EU: Use Google, the Commission suggests as the debate on access gets heated

The European Parliament pushes for access to member states positions in EU-documents, but faces an uphill battle. A representative for the Commissions suggests the use of Google for those interested in transparency.
Michael Cashman, MEP from British Labour and the main rapporteur – author of the Parliaments report – on access to documents says the Parliament will formally adopt its position ”fairly swiftly, probably before summer.”
If this will be the case a three-year long stalemate on access to EU-documents might come to an end.
Since spring 2008 the three EU-institutions the Commission, the Parliament and the Council have been bogged down in a low profile war on the future rules of EU-transparency.

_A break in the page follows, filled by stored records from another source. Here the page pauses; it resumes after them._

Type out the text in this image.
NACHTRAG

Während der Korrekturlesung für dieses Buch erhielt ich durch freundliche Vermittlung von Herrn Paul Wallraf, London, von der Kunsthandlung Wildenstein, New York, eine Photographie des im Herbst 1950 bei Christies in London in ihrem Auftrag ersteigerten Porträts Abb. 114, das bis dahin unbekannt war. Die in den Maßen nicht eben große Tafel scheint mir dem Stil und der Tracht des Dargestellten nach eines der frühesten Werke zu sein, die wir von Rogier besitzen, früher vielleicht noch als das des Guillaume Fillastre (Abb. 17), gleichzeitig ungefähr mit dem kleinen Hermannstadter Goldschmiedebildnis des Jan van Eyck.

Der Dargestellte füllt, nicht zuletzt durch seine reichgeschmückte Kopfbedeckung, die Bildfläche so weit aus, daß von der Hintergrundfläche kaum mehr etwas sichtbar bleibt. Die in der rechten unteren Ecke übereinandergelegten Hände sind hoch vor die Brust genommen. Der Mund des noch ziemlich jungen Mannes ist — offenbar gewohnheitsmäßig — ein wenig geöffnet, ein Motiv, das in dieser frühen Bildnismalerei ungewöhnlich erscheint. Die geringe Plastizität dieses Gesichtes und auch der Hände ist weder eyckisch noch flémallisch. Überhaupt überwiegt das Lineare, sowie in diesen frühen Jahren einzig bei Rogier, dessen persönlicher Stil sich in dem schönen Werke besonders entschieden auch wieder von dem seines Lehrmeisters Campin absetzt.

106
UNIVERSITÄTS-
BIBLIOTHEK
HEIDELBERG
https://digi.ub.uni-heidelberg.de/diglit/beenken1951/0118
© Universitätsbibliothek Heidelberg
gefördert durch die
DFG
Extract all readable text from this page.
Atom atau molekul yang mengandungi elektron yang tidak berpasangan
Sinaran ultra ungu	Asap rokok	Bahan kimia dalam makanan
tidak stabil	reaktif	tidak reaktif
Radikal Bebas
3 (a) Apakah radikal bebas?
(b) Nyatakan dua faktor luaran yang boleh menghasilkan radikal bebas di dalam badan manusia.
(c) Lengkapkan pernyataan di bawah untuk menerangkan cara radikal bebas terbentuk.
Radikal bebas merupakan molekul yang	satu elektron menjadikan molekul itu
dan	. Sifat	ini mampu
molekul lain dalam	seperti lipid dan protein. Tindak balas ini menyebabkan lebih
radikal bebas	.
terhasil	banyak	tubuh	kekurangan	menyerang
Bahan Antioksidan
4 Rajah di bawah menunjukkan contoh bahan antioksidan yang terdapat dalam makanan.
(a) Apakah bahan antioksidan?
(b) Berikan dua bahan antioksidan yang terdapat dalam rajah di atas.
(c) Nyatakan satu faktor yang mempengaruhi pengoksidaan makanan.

In 2009 the Parliament took a critical stand against the suggestion of new rules proposed the Commission the year before.
This criticism was repeated in 2010 shortly before the EP-election. But the final vote on Mr Cashman’s report is still to be taken.
The Parliament’s Committee on Civil Liberties, Justice and Home Affairs (LIBE) has deliberately waited to make its position formally known. The Committee has thus hoped to be engaged in a so-called trilogue negotiation with the Council and the Commission; formally known as negotiations for a first reading agreement.
In such negotiations, conducted behind closed doors (!), the Parliament has got more power than if the process proceeds with two or more reading in the open.
But this hope of a short track has not been met. None of the other two institutions wants to go into a trilogue on access rules. They stand firm on the proposal from 2008, and have shown no interest in giving in to the Parliament, save for a pro-transparency minority of between five and seven Member States in the Council.
Never the less a hearing organised by the LIBE-committee in Brussels 13 April showed signs of the process gaining momentum, as indicated by Michael Cashman.
This momentum seem to gain speed by a second proposal from the Commission to instantly make some limited changes of the access rules in order to meet the requirements of the Lisbon treaty:
There should be clear references to the new treaty in the access regulation, and it should be spelled out that the rules cover all EU-institutions and not only the Commission, Parliament and Council, the Commission proposes
To some member states this ”Lisbonising” of the present rules could be adopted quickly without too much fuzz.
Other actors are not so sure.
Tony Bunyan, head of the civil rights watchdog Statewatch says now is the time to make a clear brake with one of the central exception of access in the EU-system.
”Lisbonising is a good chance to get rid of the exception of access of documents that would seriously undermine the decision-making process,” he said.
This exception (article 4.3) once coined by the Commissions as a needed ”space to think” for EU-institutions, is often used to withhold members states positions before a EU-law has been adopted.
”The exception had a basis in the Amsterdam treaty, but after Lisbon has come into force it’s not longer treaty based,” Tony Bunyan added at the hearing.
Deirdre Curtin, professor in EU-law came close to the same conclusion.
”The Lisbon treaty puts emphasis both on access to documents and the right of citizens to participate in the democratic process. We need the principle of openness in the lawmaking even more as the EU is not a fully representative democracy,” she said.
A third voice singing the same tune is the voice of Heidi Hautala, Finnish MEP from the Greens and rapporteur on the Annual Report on public access to documents for 2009-2010.
Heidi Hautala has published four working documents on the function of the present rules. She concludes that legislative transparency; ”especially in the framework of Council working groups” must be fully established.
That means revealing member states positions.
Heidi Hautala believes that the major overhaul of the present rules first suggested in 2008, and the proposed ”Lisbonising” put forward this year, could be conducted at the same time, but admits to be uncertain of the outcome:
”The main principle in the Lisbon treaty says that everything is accessible, but we can see how the Commissions and many Member States want to undermine this rule. If we look at the present rules it’s clear that they are better than the Commissions suggestions,” Heidi Hautala says.
The rapporteurs, including Finnish liberal Anneli Jäätteenmäki, are now pushing for action, most likely by taking the formal vote on the Parliaments position before summer 2011.
In doing so they face an uphill battle, especially since they want to include common classification rules for sensitive documents in the revision of the rules.
This would mean that parliamentarians, if only a selected and security vetted group, would get access to top-classified documents from the Council.
To many member states this is a repulsive idea.
The lack of interest from the Council in the matter of transparency was shown at the Brussels hearing by the absence of representatives from both the present Hungarian, as well as from the upcoming Polish, EU-presidency.
Hubert Szlaszewski, representing the responsible Commissioner Maros Sefcovic told the committee that he himself had only dealt with access to documents for two weeks, but said that he did not find the situation as bad as indicated by other speakers at the hearing.
”A system I use myself is to google for documents”, Mr Szlaszewski advised the audience.